Coffee review

Does India produce coffee? what is the origin of Indian coffee beans? what are the flavor and characteristics?

Published: 2024-11-03 Author: World Gafei
Last Updated: 2024/11/03, Professional coffee knowledge exchange more coffee bean information Please pay attention to the coffee workshop (Wechat official account cafe_style) in fact, India is rich in coffee beans, about 250000 people in the country grow this economic product, coffee is suitable for growing in a warm environment, between the Tropic of Cancer is called the coffee belt (coffee zone), but for fear of high temperature destroying the characteristics of beans, it is mostly planted in

Professional coffee knowledge exchange more coffee bean information please follow the coffee workshop (Wechat official account cafe_style)

In fact, India is a country rich in coffee beans. About 250000 people across the country grow this kind of economic product. Coffee is suitable for growing in a warm environment. Between the Tropic of Cancer and Cancer, it is called the coffee belt (coffee zone). However, for fear of high temperature destroying the characteristics of beans, most of them are grown in high altitude areas. The main producing areas of Indian coffee beans are the southern mountains. Although the rainfall is not sufficient, irrigation equipment can also produce medium-and high-level coffee beans.
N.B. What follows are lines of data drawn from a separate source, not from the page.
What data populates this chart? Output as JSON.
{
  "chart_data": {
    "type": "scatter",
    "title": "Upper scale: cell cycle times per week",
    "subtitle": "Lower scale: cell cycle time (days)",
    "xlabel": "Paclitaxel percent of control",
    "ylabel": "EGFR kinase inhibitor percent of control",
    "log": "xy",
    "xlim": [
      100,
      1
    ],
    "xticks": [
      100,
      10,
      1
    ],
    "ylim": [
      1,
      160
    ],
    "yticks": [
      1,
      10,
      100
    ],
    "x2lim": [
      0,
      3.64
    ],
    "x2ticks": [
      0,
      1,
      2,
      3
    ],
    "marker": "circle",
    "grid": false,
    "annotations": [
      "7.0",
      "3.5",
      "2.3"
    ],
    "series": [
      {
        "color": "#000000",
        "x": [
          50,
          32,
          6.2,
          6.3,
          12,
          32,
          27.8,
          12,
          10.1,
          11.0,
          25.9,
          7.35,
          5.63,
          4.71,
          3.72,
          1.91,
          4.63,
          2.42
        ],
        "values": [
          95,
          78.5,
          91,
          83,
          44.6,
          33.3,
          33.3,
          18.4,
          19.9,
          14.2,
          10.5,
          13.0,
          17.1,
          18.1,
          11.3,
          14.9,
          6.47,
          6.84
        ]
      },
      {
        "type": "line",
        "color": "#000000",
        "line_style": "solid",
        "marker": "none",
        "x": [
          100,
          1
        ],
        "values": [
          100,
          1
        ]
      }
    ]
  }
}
Lovers of individual coffee may know that India has a special bean called "monsoon Monsooned Malabar", which is low in acidity and contains the flavor of rice.

On the other hand, this bean was deliberately obtained after the sun. In the past, when transportation was inconvenient, to carry Indian beans to Europe, where coffee and food culture was, it took several months by boat, with high humidity and strong sea breeze on the way. The beans were large and yellow when they arrived in Europe, but they also got different tastes. Nowadays, convenient transportation reduces transportation time, and people can only think of other ways to replace nature with man-made ways. Coffee farmers flatten the beans in a special house, and the summer monsoon from the Arabian coast is so humid that it can be bagged only a few times for seven weeks, saving a lot of time and achieving the wind stain effect of four months on a boat.
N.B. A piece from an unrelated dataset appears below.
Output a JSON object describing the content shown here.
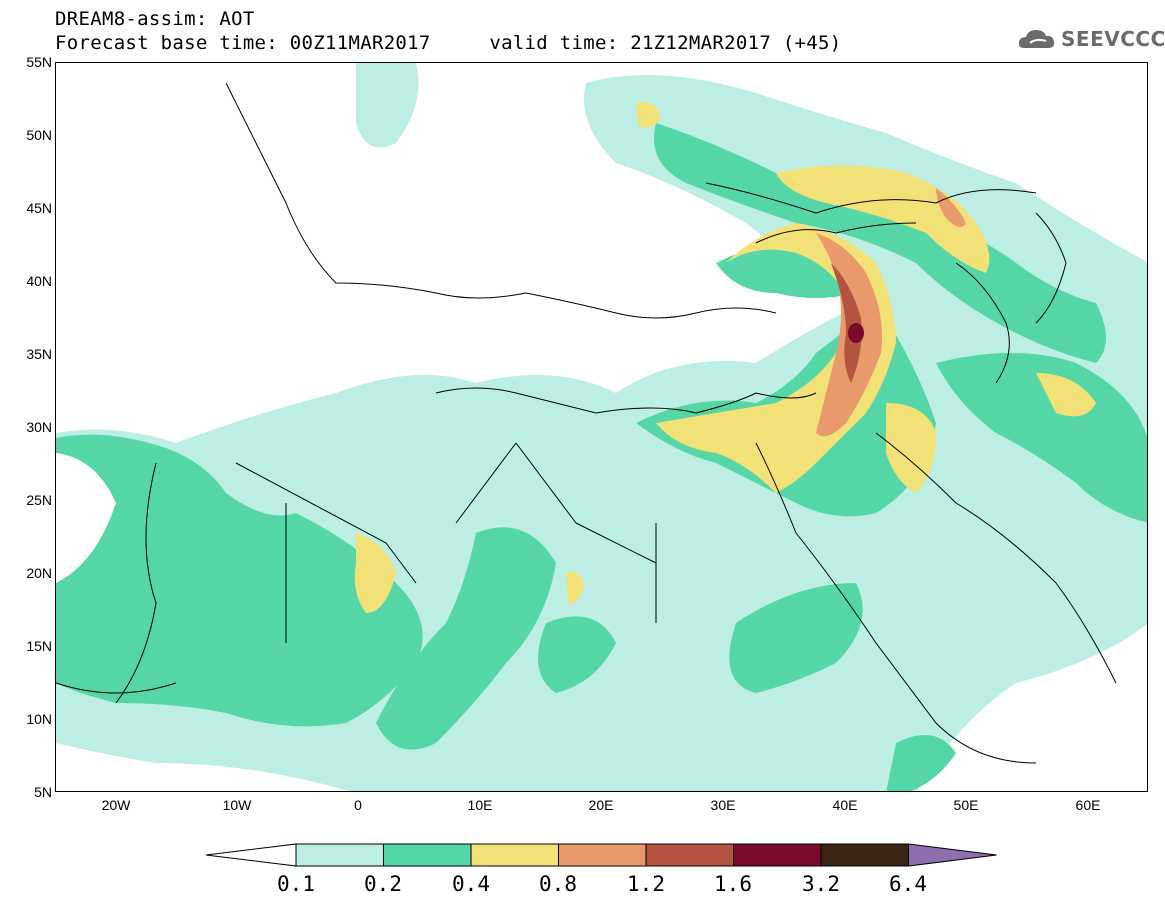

Araku Valley is located in the eastern mountains, overlooking the Bay of Bengal. In 1995, it was planned as a forest reserve with biodiversity and fertile soil, while the good growing environment enabled more than 500 villages to grow boutique coffee beans for a living. Because of Araku Valley's unique topography and climate, it is not mentioned above about the treatment of the southern monsoon sun. In order to protect the environment and beans, farmers pick them with their own hands in the process from planting to harvesting, and there is no chemical catalysis to accelerate production. Under the guidance of professionals who care about land and care industry, Araku Valley has become the largest organic biodynamic coffee growing area in the world.

Indian coffee is grown mainly in the areas from the Western Gaozhi Mountains in southern India to the Arabian Sea, with coffee sold under the names of Maiso and Malaba.

Monsoon Malaba is a unique kind of coffee in India. This kind of coffee beans, which were exported to Europe from Malaba seaport at that time, have changed their appearance and taste after being blown by the sea breeze for a long time. It has become a taste that Europeans are used to and like.

This later became a special method of handling coffee beans. After the coffee beans were harvested, they were deliberately placed in the moist monsoon for several months, making them yellowish-white and less acidic, that is, the monsoon Monsooned Malabar we bought.

Just like this Indian monsoon Malaba coffee. The story goes back to more than a hundred years ago in the 19th century, when India was a British colony. Coffee produced from India is shipped to England. Before the opening of the Suez Canal, it took a detour from India to Britain through the Cape of good Hope at the southern tip of Africa, across the Indian Ocean and Atlantic Ocean, and experienced a six-month sea voyage. Because of the sea breeze and the moist air on the sea for a long time, the coffee beans have changed from green to yellow and white when they arrived in Britain, and their volume has expanded, which is completely different from the original fresh beans. However, people are surprised to find that the "spoiled" coffee beans have a more unique flavor after roasting-the mellow thickness is higher, but the acidity is lower, and the different flavor is more tasteful than the ordinary Indian coffee.

Of course, in the world a hundred years later, the Suez Canal has long been opened to shorten sea lanes, more advanced and fast ships have been developed, and with the improvement of packaging technology, there are few cases of coffee beans being damp and deteriorated on board. But the taste of the classic "wind-stained coffee" is for many coffee drinkers.

So there is a new way to deal with it-monsoon coffee. Indian Malaba monsoon coffee, to be exact.